Santiago has greenest urban transport system in Latin America

A report from Economist magazine’s analysis unit praised Chile’s capital for its integrated transportation network, along with its policies for reducing vehicle emissions.


A new ‘green cities ranking’ for Latin America places Santiago’s transport system in a class above the rest.

Chile’s capital is the only city out of the 17 analysed in the Latin American Green City Index to score ‘Well above average’ in the transport category.

The report, carried out by Economist magazine’s respected Economist Intelligence Unit for German engineering conglomerate Siemens, notes that the city’s public transport system is underpinned by a metro and a “bus rapid transit” system and is supported by a large fleet of feeder buses providing integrated coverage across the city.

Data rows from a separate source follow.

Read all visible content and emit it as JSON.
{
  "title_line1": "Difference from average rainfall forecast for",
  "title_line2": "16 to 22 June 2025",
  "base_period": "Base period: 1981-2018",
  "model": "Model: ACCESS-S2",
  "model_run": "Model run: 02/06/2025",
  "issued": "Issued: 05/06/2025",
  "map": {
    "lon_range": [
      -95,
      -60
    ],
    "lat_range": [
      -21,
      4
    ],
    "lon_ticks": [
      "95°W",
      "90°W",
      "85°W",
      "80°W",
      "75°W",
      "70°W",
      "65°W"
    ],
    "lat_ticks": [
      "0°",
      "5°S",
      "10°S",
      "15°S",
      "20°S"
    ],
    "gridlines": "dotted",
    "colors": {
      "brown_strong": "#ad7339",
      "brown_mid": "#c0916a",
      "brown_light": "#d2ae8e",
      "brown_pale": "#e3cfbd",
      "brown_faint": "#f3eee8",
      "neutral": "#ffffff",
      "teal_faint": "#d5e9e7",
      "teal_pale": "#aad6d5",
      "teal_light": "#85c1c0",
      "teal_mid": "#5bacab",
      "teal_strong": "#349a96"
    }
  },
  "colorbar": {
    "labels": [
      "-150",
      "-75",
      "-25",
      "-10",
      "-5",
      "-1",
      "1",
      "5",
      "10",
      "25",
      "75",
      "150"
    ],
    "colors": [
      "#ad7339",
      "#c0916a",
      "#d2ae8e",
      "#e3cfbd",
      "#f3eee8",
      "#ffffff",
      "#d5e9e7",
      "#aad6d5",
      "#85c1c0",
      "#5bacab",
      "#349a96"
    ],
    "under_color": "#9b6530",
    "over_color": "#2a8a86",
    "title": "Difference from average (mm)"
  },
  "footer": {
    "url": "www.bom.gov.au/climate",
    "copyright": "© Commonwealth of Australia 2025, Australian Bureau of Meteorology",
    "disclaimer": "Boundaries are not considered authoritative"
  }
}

Its 90 km Metro system, with five lines reaching various points across the city, carries 2.3 million passengers a day.

The city has also adopted several traffic management measures to reduce congestion, including traffic light sequencing, a traffic information system, “no car days” for vehicles without catalytic converters that reduce their emissions, and some toll roads.

Reliance on bus transport is being reduced and lower-emission buses are replacing older models, while the city plans to open a sixth metro line by 2014 that will cover a 15 km route and improve the metro’s integration with rail and bus networks.

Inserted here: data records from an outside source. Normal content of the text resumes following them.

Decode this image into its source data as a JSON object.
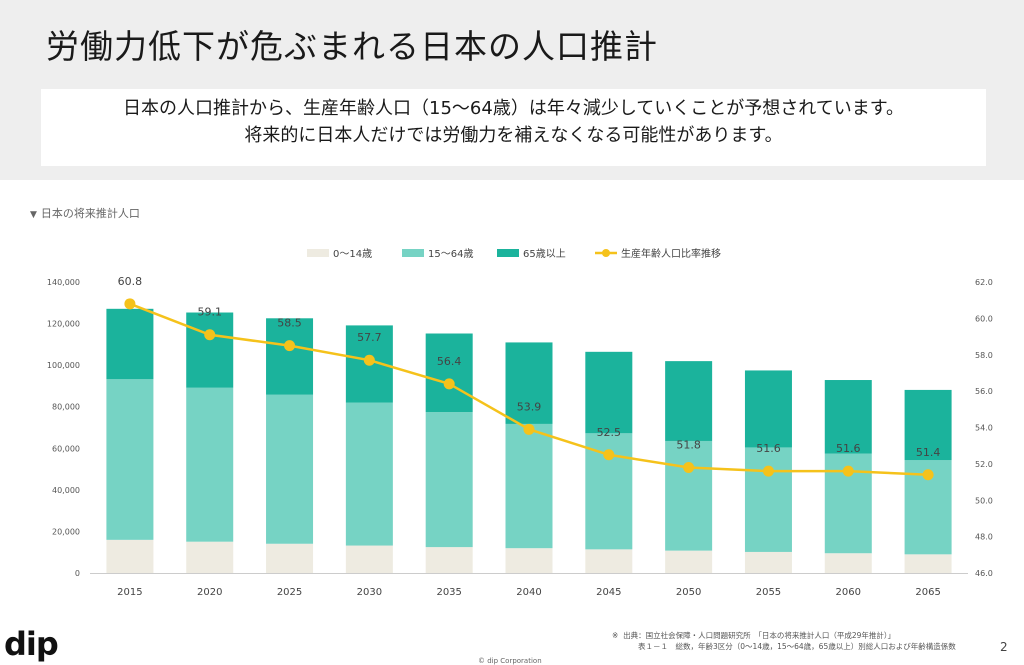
{
  "slide": {
    "title": "労働力低下が危ぶまれる日本の人口推計",
    "description_line1": "日本の人口推計から、生産年齢人口（15〜64歳）は年々減少していくことが予想されています。",
    "description_line2": "将来的に日本人だけでは労働力を補えなくなる可能性があります。",
    "chart_caption": "日本の将来推計人口",
    "chart_caption_icon": "▼",
    "logo": "dip",
    "source_mark": "※",
    "source_line1": "出典：国立社会保障・人口問題研究所　「日本の将来推計人口（平成29年推計）」",
    "source_line2": "表１－１　総数，年齢3区分（0〜14歳，15〜64歳，65歳以上）別総人口および年齢構造係数",
    "copyright": "© dip Corporation",
    "page_number": "2"
  },
  "colors": {
    "age_0_14": "#eeebe1",
    "age_15_64": "#76d3c4",
    "age_65_plus": "#1bb39c",
    "ratio_line": "#f5c21b"
  },
  "chart_data": {
    "type": "bar",
    "stacked": true,
    "title": "",
    "categories": [
      "2015",
      "2020",
      "2025",
      "2030",
      "2035",
      "2040",
      "2045",
      "2050",
      "2055",
      "2060",
      "2065"
    ],
    "series": [
      {
        "name": "0〜14歳",
        "values": [
          15950,
          15070,
          14070,
          13210,
          12460,
          11940,
          11380,
          10770,
          10130,
          9510,
          8980
        ],
        "axis": "left"
      },
      {
        "name": "15〜64歳",
        "values": [
          77280,
          74060,
          71700,
          68750,
          64940,
          59780,
          55840,
          52750,
          50280,
          47930,
          45290
        ],
        "axis": "left"
      },
      {
        "name": "65歳以上",
        "values": [
          33870,
          36190,
          36770,
          37160,
          37820,
          39210,
          39190,
          38410,
          37040,
          35400,
          33810
        ],
        "axis": "left"
      }
    ],
    "line_series": {
      "name": "生産年齢人口比率推移",
      "values": [
        60.8,
        59.1,
        58.5,
        57.7,
        56.4,
        53.9,
        52.5,
        51.8,
        51.6,
        51.6,
        51.4
      ],
      "labels": [
        "60.8",
        "59.1",
        "58.5",
        "57.7",
        "56.4",
        "53.9",
        "52.5",
        "51.8",
        "51.6",
        "51.6",
        "51.4"
      ],
      "axis": "right"
    },
    "y_left": {
      "min": 0,
      "max": 140000,
      "ticks": [
        "0",
        "20,000",
        "40,000",
        "60,000",
        "80,000",
        "100,000",
        "120,000",
        "140,000"
      ]
    },
    "y_right": {
      "min": 46,
      "max": 62,
      "ticks": [
        "46.0",
        "48.0",
        "50.0",
        "52.0",
        "54.0",
        "56.0",
        "58.0",
        "60.0",
        "62.0"
      ]
    },
    "legend_position": "top-center",
    "grid": false
  }
}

Santiago, with around 6.8 million people living in the Metropolitan Region, was also found to be “above average” in its disposal of waste, its use of water and sanitation, though it was ranked lower in the categories of energy and Co2.

Several green initiatives were highlighted in the report, including plans to develop 3,900 hectares of city areas into public parks and a program to encourage more community participation in recycling.

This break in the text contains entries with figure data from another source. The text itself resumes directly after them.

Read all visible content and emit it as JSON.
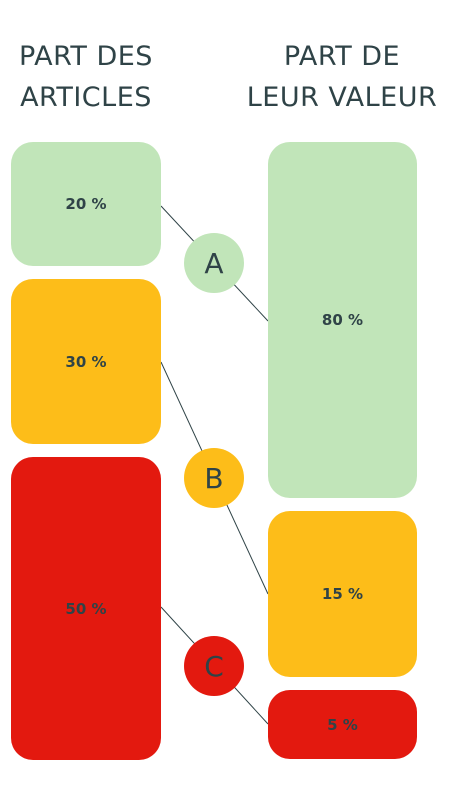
{
  "headers": {
    "left": [
      "PART DES",
      "ARTICLES"
    ],
    "right": [
      "PART DE",
      "LEUR VALEUR"
    ]
  },
  "categories": [
    {
      "label": "A",
      "articles": "20 %",
      "valeur": "80 %",
      "color": "#c1e5b9"
    },
    {
      "label": "B",
      "articles": "30 %",
      "valeur": "15 %",
      "color": "#fdbd19"
    },
    {
      "label": "C",
      "articles": "50 %",
      "valeur": "5 %",
      "color": "#e3190f"
    }
  ],
  "colors": {
    "text": "#2f4347",
    "line": "#2f4347"
  }
}
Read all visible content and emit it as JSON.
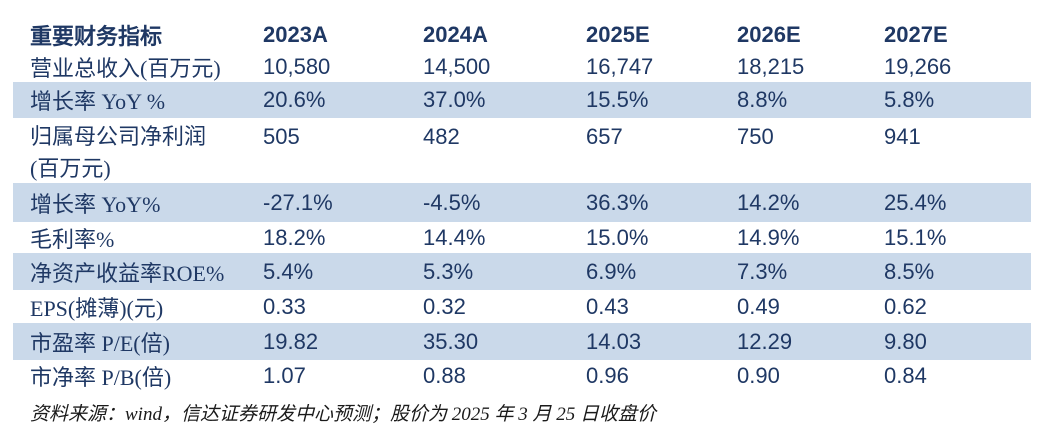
{
  "colors": {
    "navy": "#1F3864",
    "stripe": "#CAD9EA",
    "ink": "#1A1A1A"
  },
  "table": {
    "header": {
      "label": "重要财务指标",
      "columns": [
        "2023A",
        "2024A",
        "2025E",
        "2026E",
        "2027E"
      ]
    },
    "rows": [
      {
        "label": "营业总收入(百万元)",
        "values": [
          "10,580",
          "14,500",
          "16,747",
          "18,215",
          "19,266"
        ],
        "striped": false
      },
      {
        "label": "增长率 YoY %",
        "values": [
          "20.6%",
          "37.0%",
          "15.5%",
          "8.8%",
          "5.8%"
        ],
        "striped": true
      },
      {
        "label": "归属母公司净利润",
        "label2": "(百万元)",
        "values": [
          "505",
          "482",
          "657",
          "750",
          "941"
        ],
        "striped": false
      },
      {
        "label": "增长率 YoY%",
        "values": [
          "-27.1%",
          "-4.5%",
          "36.3%",
          "14.2%",
          "25.4%"
        ],
        "striped": true
      },
      {
        "label": "毛利率%",
        "values": [
          "18.2%",
          "14.4%",
          "15.0%",
          "14.9%",
          "15.1%"
        ],
        "striped": false
      },
      {
        "label": "净资产收益率ROE%",
        "values": [
          "5.4%",
          "5.3%",
          "6.9%",
          "7.3%",
          "8.5%"
        ],
        "striped": true
      },
      {
        "label": "EPS(摊薄)(元)",
        "values": [
          "0.33",
          "0.32",
          "0.43",
          "0.49",
          "0.62"
        ],
        "striped": false
      },
      {
        "label": "市盈率 P/E(倍)",
        "values": [
          "19.82",
          "35.30",
          "14.03",
          "12.29",
          "9.80"
        ],
        "striped": true
      },
      {
        "label": "市净率 P/B(倍)",
        "values": [
          "1.07",
          "0.88",
          "0.96",
          "0.90",
          "0.84"
        ],
        "striped": false
      }
    ]
  },
  "footer": {
    "source": "资料来源：wind，信达证券研发中心预测；股价为 2025 年 3 月 25 日收盘价"
  },
  "chart_data": {
    "type": "table",
    "title": "重要财务指标",
    "categories": [
      "2023A",
      "2024A",
      "2025E",
      "2026E",
      "2027E"
    ],
    "series": [
      {
        "name": "营业总收入(百万元)",
        "values": [
          10580,
          14500,
          16747,
          18215,
          19266
        ]
      },
      {
        "name": "增长率 YoY %",
        "values": [
          20.6,
          37.0,
          15.5,
          8.8,
          5.8
        ]
      },
      {
        "name": "归属母公司净利润(百万元)",
        "values": [
          505,
          482,
          657,
          750,
          941
        ]
      },
      {
        "name": "增长率 YoY%",
        "values": [
          -27.1,
          -4.5,
          36.3,
          14.2,
          25.4
        ]
      },
      {
        "name": "毛利率%",
        "values": [
          18.2,
          14.4,
          15.0,
          14.9,
          15.1
        ]
      },
      {
        "name": "净资产收益率ROE%",
        "values": [
          5.4,
          5.3,
          6.9,
          7.3,
          8.5
        ]
      },
      {
        "name": "EPS(摊薄)(元)",
        "values": [
          0.33,
          0.32,
          0.43,
          0.49,
          0.62
        ]
      },
      {
        "name": "市盈率 P/E(倍)",
        "values": [
          19.82,
          35.3,
          14.03,
          12.29,
          9.8
        ]
      },
      {
        "name": "市净率 P/B(倍)",
        "values": [
          1.07,
          0.88,
          0.96,
          0.9,
          0.84
        ]
      }
    ]
  }
}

The Santiago Metro has in place several initiatives to cut CO2 emissions and reduce electricity consumption by 35 gigawatts per year, the report notes, equal to the electricity consumed by about 19,400 households per year. This will include an automated train control system to improve energy efficiency and the use of more efficient lighting in stations.

The government also announced a programme in 2009 to subsidise the purchase of high-efficiency electric vehicle motors by companies in the industrial sector.